Il giornalista Tucker Carlson ha chiesto a Trump cosa pensasse della sua avversaria repubblicana. E l’ex presidente, che non ha peli sulla lingua: «È un’estremista guerrafondaia. Mettiamola con un fucile in mano davanti a nove fucili che le sparano contro e vediamo che ne pensa, quando ha le armi puntate in faccia. Sai, sono tutti falchi quando stanno seduti a Washington in un bell’edificio e dicono “Ma dai, mandiamo diecimila truppe dritte in bocca al nemico”». Si tratta di un commento contro le posizioni politiche da neocon di Liz Cheney che, appunto, ha iniziato la contestazione a Trump proprio su questioni di difesa e politica estera.
Ma i media, praticamente all’unanimità, hanno letto quella frase come una minaccia di morte. Quindi abbiamo poi letto commenti, a partire da Liz Cheney stessa sui suoi profili social, che accusano Trump di istigazione a delinquere contro un’oppositrice politica. Così la Cheney su X: «È così che i dittatori distruggono le nazioni libere. Minacciano di morte i loro oppositori. Non possiamo affidare il nostro Paese e la nostra libertà a un uomo meschino, vendicativo, crudele e instabile che vuole essere un tiranno». E poi ha ribadito la sua scelta elettorale rilanciando l’hashtag #VoteKamala. La candidata democratica ha colto la palla al balzo, per unirsi alle accuse di violenza politica rivolte all'ex presidente (che invece, paradossalmente, stava perorando la causa della pace, proprio in quel discorso). La Harris ha dichiarato, infatti che Trump «… ha intensificato la violenza verbale contro i suoi avversari politici e, in modo molto dettagliato, ha suggerito di puntare le armi contro l'ex deputata Liz Cheney. Questo deve squalificarlo. Uno che vuole essere presidente degli Stati Uniti e che usa questo tipo di violenza verbale è chiaramente non idoneo e squalificato dalla carica di presidente».
Surreale. Un ex presidente perora la causa della pace, accusa una rivale di essere “guerrafondaia” e usa un classico degli argomenti pacifisti (l’argomento del “dovrebbe sperimentare la guerra prima di parlarne”) e la risposta di media e Democratici è accusarlo di violenza politica. E non è solo un problema dei media, perché anche la procura dell’Arizona, foro competente in questo caso, ha aperto un’indagine per accertare se Trump possa essere incriminato per istigazione a delinquere.
Ma non basta. Perché il giorno successivo (sabato 2 novembre), in uno dei suoi ultimi comizi elettorali, Donald Trump è tornato sull’argomento dei due attentati che ha subito nel corso dell’estate. Ed ha osservato, protetto dalla sua barriera antiproiettile, «Per uccidermi dovrebbero sparare attraverso i giornalisti presenti. E la cosa non mi dispiacerebbe così tanto». Apriti cielo. Oggi il titolo dominante è diventato: “Trump vuole che sparino ai giornalisti”.
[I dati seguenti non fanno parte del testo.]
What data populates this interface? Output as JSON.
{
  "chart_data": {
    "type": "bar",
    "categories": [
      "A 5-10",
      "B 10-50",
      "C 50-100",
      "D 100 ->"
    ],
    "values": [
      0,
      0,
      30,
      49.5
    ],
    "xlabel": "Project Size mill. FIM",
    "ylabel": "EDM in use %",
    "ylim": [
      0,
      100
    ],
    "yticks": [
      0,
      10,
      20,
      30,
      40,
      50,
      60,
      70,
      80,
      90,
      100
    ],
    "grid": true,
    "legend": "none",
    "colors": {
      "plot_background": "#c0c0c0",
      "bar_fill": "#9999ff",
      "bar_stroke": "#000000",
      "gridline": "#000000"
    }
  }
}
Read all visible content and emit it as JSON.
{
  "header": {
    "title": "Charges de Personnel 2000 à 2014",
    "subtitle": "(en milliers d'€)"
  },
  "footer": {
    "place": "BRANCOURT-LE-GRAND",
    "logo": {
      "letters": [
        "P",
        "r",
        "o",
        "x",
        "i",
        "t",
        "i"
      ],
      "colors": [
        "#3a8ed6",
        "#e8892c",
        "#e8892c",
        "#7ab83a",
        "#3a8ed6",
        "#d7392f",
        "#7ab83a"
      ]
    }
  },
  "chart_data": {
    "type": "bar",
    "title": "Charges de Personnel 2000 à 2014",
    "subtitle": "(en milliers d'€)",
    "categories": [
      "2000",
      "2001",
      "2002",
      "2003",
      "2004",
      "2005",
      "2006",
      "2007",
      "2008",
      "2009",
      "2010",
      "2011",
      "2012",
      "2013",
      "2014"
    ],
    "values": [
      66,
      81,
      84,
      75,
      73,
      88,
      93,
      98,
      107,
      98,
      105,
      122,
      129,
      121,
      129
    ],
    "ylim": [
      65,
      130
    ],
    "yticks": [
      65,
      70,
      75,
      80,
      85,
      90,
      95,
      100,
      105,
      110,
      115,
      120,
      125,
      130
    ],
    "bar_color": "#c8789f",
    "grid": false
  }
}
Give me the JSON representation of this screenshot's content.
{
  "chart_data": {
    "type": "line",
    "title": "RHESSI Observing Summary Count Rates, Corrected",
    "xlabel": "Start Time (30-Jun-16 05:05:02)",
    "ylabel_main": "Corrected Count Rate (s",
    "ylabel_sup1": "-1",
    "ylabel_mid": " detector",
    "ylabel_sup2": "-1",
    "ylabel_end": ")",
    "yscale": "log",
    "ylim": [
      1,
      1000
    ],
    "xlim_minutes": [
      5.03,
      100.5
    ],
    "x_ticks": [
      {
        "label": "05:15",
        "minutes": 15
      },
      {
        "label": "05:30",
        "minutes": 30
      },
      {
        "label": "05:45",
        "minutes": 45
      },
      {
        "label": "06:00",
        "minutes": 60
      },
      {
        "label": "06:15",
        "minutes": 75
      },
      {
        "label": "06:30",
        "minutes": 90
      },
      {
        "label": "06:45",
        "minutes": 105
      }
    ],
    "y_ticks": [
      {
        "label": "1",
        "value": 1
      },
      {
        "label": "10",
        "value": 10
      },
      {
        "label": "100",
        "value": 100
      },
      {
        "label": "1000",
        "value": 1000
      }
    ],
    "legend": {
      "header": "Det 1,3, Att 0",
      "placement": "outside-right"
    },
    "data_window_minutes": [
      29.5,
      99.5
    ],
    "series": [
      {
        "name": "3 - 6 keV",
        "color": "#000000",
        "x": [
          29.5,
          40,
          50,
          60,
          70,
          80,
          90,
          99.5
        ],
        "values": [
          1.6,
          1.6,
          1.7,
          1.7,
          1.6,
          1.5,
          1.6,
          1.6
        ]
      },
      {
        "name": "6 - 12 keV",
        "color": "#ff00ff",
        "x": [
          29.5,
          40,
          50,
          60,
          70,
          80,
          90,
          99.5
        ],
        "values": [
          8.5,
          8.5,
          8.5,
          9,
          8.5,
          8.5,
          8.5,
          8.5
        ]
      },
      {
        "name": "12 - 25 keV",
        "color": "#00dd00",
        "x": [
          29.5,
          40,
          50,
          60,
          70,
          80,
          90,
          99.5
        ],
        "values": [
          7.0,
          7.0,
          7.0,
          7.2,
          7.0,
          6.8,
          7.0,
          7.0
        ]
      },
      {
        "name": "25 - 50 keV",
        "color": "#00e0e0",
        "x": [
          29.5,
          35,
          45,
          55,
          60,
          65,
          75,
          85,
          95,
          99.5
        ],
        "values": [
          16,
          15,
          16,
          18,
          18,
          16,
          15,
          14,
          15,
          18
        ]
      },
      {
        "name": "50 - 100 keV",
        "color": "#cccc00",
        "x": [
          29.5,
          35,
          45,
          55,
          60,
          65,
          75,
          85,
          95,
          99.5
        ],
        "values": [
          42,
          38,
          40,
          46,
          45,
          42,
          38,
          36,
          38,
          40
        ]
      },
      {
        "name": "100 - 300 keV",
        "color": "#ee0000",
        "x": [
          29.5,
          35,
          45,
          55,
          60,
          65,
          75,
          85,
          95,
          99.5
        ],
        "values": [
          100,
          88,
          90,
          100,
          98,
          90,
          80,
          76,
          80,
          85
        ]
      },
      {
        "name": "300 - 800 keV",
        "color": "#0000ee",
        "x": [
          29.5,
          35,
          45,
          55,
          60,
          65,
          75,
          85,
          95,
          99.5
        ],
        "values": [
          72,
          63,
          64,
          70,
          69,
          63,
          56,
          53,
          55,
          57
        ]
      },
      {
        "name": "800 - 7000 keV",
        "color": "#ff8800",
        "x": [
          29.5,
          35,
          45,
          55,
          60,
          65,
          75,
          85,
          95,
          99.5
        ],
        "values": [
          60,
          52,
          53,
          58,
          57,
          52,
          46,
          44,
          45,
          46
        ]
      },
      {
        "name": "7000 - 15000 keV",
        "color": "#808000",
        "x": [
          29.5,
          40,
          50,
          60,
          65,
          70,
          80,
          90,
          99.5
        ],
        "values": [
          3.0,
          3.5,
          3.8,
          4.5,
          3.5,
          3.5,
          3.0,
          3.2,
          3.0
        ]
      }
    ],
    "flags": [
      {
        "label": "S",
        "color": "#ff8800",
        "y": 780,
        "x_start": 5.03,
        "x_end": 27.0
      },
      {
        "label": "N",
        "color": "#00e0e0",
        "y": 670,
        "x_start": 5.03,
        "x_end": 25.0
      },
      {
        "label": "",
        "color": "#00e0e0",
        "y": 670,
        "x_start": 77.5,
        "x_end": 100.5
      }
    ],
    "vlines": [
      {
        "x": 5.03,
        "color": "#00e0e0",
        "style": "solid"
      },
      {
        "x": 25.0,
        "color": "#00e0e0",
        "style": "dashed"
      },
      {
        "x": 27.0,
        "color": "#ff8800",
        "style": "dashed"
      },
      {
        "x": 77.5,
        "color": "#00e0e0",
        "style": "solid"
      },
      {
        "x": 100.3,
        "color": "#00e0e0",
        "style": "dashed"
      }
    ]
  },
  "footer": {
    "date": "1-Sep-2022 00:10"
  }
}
Si può essere d’accordo o meno con il modo di esprimersi di Trump, con i suoi argomenti brutali e l’umorismo nero. Ma non si può invertire la realtà fino a questo punto: l’unica violenza politica di queste elezioni, finora, è stata quella contro Trump. Con due attentati subiti e scampati, è un record imbattuto. E non saranno certo le parole o le battute dell’ex presidente a dimostrare che il violento è lui.